Japonya’da katıldığım bir eğitimde her çalışanın kendini analiz etmesi için hep aklımda kalan etkin bir yöntem öğrenmiştim. Her çalışma gününün sonunda kendimize sormalıyız :
Ben, bugün neyi iyi yaptım ? Yarın ise daha iyi nasıl yapabilirim ?
İşte bu anlayışa yürekten gelen iyileştirme anlayışı veya daha bilinen adıyla süreli gelişim denir. Sürekli gelişim anlayışı içimizdeki atıl duran potansiyeli harekete geçiren gizli güçtür.
Sessiz geminin mürettebatı için de aynı konu geçerlidir. Daha iyi bir seyir için önce daha iyiyi zihinlerinde canlandırmaları gerekir. Zihinde canlandırılamayan, hayal edilemeyen bir vizyon olamaz.
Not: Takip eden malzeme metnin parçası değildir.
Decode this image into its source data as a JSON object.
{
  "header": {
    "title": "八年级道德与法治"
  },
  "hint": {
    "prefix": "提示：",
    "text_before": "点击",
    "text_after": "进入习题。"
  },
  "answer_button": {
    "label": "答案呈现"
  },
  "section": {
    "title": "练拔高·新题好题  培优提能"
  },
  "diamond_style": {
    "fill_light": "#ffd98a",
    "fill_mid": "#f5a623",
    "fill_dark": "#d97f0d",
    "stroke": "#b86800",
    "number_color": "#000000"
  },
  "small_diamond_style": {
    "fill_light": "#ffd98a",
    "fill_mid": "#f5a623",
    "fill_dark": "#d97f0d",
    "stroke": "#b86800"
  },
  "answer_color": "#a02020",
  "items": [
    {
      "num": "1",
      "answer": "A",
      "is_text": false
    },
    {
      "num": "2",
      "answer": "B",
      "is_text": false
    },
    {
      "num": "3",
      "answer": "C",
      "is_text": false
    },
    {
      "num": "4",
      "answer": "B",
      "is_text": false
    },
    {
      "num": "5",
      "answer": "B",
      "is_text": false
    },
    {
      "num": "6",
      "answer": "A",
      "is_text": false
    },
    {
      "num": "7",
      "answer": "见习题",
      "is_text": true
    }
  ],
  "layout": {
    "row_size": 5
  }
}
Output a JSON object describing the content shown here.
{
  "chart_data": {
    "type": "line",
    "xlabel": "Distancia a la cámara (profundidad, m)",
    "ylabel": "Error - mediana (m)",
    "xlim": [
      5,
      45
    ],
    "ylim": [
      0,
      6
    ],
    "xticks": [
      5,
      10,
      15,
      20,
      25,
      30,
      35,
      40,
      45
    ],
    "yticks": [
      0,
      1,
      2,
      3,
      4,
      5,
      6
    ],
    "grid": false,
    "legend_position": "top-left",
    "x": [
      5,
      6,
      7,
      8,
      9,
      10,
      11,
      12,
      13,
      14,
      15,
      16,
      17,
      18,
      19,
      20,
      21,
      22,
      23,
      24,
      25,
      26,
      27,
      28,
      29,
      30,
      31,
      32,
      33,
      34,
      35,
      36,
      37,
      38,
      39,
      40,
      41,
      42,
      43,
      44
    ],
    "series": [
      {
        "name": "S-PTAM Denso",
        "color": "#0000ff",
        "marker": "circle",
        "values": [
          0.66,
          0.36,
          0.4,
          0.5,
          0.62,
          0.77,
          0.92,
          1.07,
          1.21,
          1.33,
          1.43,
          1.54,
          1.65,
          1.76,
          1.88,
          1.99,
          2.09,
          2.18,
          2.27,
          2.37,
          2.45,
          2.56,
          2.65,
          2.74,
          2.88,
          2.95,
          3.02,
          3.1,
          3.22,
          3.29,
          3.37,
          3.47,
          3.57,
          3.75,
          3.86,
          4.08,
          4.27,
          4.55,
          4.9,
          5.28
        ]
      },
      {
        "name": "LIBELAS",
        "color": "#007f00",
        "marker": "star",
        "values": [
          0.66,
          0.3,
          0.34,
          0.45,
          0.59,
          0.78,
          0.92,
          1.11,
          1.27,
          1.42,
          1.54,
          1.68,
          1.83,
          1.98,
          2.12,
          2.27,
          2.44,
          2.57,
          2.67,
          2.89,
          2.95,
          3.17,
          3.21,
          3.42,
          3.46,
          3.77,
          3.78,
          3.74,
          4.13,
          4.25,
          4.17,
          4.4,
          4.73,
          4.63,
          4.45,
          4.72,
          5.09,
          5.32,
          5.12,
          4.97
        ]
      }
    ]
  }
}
Ayrıca o vizyona inanmak ve o vizyonu bir ideal haline getirmek gerekir. Ancak o zaman kişisel liderlik ele alınır. Ancak o zaman sessiz geminin personeli, ses çıkaran, sağlam yol alan bir gemiyi yönetirler.
Biz kendimizi yönetebilme yolunda bir adım bile atsak ne mutlu bize...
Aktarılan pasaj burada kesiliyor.